Au milieu des années 1980, durant l’une de ses enquêtes demeurées célèbres, le journaliste allemand Günther Wallraff travailla plusieurs mois comme manœuvre au sein du groupe métallurgique Thyssens, se faisant passer pour un immigré turc. Dans le récit qu’il fit de cette expérience par bien des côtés extrêmes, il explique notamment qu’au moment de son arrivée dans le groupe industriel ce dernier avait déjà entamé depuis 1974 un processus d’externalisation de sa main-d’œuvre « sédentaire » (il chiffrait à 17 000 le nombre de travailleurs ainsi licenciés), de manière à la remplacer en partie par des travailleurs gérés dans quelque quatre cents entreprises sous-traitantes. Classiquement, ce mouvement de vases communicants permet à l’entreprise donneuse d’ordre de faire des économies mais surtout de gagner en flexibilité productive, en faisant reposer la gestion de la main-d’œuvre sur les petites structures prestataires de services, dont certaines s’occupent « de la saleté sous toutes ses formes |1|. »
De fait, Wallraff décrit un univers où l’exploitation économique brutale (et le racisme qui l’accompagne en permanence) conduit à des formes extrêmes de polarisation sociale, aussi bien sur les plans statutaires (contrats légaux et de longues durées versus contrats temporaires, voire absence de contrat pour les immigrés en situation irrégulière) et monétaire (dans les PME, les salariés turcs touchent moins que les salariés allemands, qui eux-mêmes sont moins bien payés que les salariés de l’entreprise donneuse d’ordre, tandis qu’à l’autre bout de la chaîne les cadres et patrons accumulent de forts revenus) que sur le plan sanitaire : « Ce boulot |nettoyer des installations de la poussière et de la boue qui les obstruent, dans une atmosphère viciée par les rejets gazeux et l’amiante| est tellement usant qu’il est rare que l’on tienne le coup plus d’un an ou deux. Un ou deux mois suffisent souvent à vous esquinter pour le restant de vos jours. Surtout lorsqu’on est obligé de “doubler”, voire de “tripler” les postes |2|. »
Ce témoignage précis et accablant mérite l’attention, tant ce qu’il décrit des conditions de travail et d’emploi plante le décor empirique de ce que les recherches relatives à la précarisation sociale systématiseraient théoriquement dix ans plus tard. Wallraff montre en effet la précarisation en mouvement ; l’intérêt du concept réside dans sa tentative – à mon avis probante – d’analyser de manière synthétique des phénomènes empiriques souvent appréhendés de façon disjointe durant la période dite des « trente glorieuses », mais que leur amplification et leur extension à des populations plus larges que celles des travailleurs immigrés (longtemps ignorés des théories scientifiques en France) ont fini par rendre l’étude nécessaire.
Dans un premier temps, nous allons donc rapidement expliciter ce que recouvre le concept de précarisation sociale. Puis, dans un second temps, nous nous arrêterons plus précisément sur la place particulière qu’a prise la question de la santé au travail dans cette approche théorique. Pour cela, nous procéderons en deux étapes, qui s’attacheront à montrer que les atteintes à la santé constituent certes un indicateur renseignant sur la dégradation des conditions de travail, mais également un vecteur puissant des processus de précarisation sociale.

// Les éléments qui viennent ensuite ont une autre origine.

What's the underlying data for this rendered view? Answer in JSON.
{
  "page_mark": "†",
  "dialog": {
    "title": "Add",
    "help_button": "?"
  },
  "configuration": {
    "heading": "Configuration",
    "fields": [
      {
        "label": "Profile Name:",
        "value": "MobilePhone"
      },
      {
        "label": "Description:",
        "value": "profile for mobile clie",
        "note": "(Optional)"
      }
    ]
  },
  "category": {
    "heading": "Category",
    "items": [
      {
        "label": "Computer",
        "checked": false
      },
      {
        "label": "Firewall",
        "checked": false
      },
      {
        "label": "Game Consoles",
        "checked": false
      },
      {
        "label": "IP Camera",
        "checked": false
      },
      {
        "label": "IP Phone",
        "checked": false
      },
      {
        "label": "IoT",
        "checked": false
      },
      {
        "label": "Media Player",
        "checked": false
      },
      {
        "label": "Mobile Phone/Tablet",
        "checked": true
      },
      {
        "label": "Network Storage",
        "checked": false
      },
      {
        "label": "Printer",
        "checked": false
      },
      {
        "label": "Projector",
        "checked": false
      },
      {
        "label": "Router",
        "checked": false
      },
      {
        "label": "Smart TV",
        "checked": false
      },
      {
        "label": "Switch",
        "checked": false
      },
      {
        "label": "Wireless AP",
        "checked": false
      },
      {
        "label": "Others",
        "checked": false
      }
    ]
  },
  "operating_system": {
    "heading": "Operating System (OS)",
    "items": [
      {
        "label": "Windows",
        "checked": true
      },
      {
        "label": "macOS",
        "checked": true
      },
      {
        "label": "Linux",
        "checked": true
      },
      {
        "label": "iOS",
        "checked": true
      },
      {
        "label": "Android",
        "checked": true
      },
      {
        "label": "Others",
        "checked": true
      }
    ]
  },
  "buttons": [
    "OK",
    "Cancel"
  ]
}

Précarisation sociale : de quoi parle-t-on ?

Le concept de précarisation sociale est loin de faire l’unanimité dans les champs politique (au sens large, i.e. y compris syndical) et académique, loin s’en faut. Les raisons de cette forte défiance sont multiples, mais les plus communément évoquées invoquent :

 une indétermination théorique : non prise en compte des discussions des économistes de la segmentation par exemple – même si la théorie de la segmentation a été critiquée dès le début des années 1980, car elle ne permet pas de rendre compte de la déstabilisation générale de l’emploi, le « noyau stable » du salariat étant traversé par des processus de fragilisation (préretraite, temps partiel, chômage partiel, etc.), et le « marché secondaire » étant lui-même fragmenté par un ensemble de sous-statuts (intérim, CDD, emplois aidés, etc.) aux logiques différenciées ; enfermement sur l’espace national français (quoique la division internationale du travail ait été intégrée dès le départ dans la réflexion sur la précarisation sociale : les premières recherches servant de support empirique au travail de conceptualisation avaient pour cadre la France, la Grande-Bretagne ou le Brésil, pour ne citer que ces trois exemples) ; méconnaissance des théories du salaire et du salariat (or, dans sa théorie de l’autonomie contrôlée, Béatrice Appay propose une analyse de la réorganisation des modes de captage de la plus-value (et donc de la formation des salaires) |3| ;

 un faible ancrage empirique (l’intégration et la stabilité salariale forment toujours le socle majoritaire de l’organisation sociale) ;

 un voisinage avec la notion de précarité, elle-même déniée de toute valeur explicative en raison de son usage inflationniste dans le sens commun, la production administrative et les discours militants ;

 un usage, de nature misérabiliste et réactionnaire, qui tendrait à détourner des véritables questions politiques (analyse des rapports de force entre capital et travail – et notamment des capacités de résistances des travailleurs –, mythification du salariat comme forme d’organisation de la société dans la période « tayloriste-fordiste »).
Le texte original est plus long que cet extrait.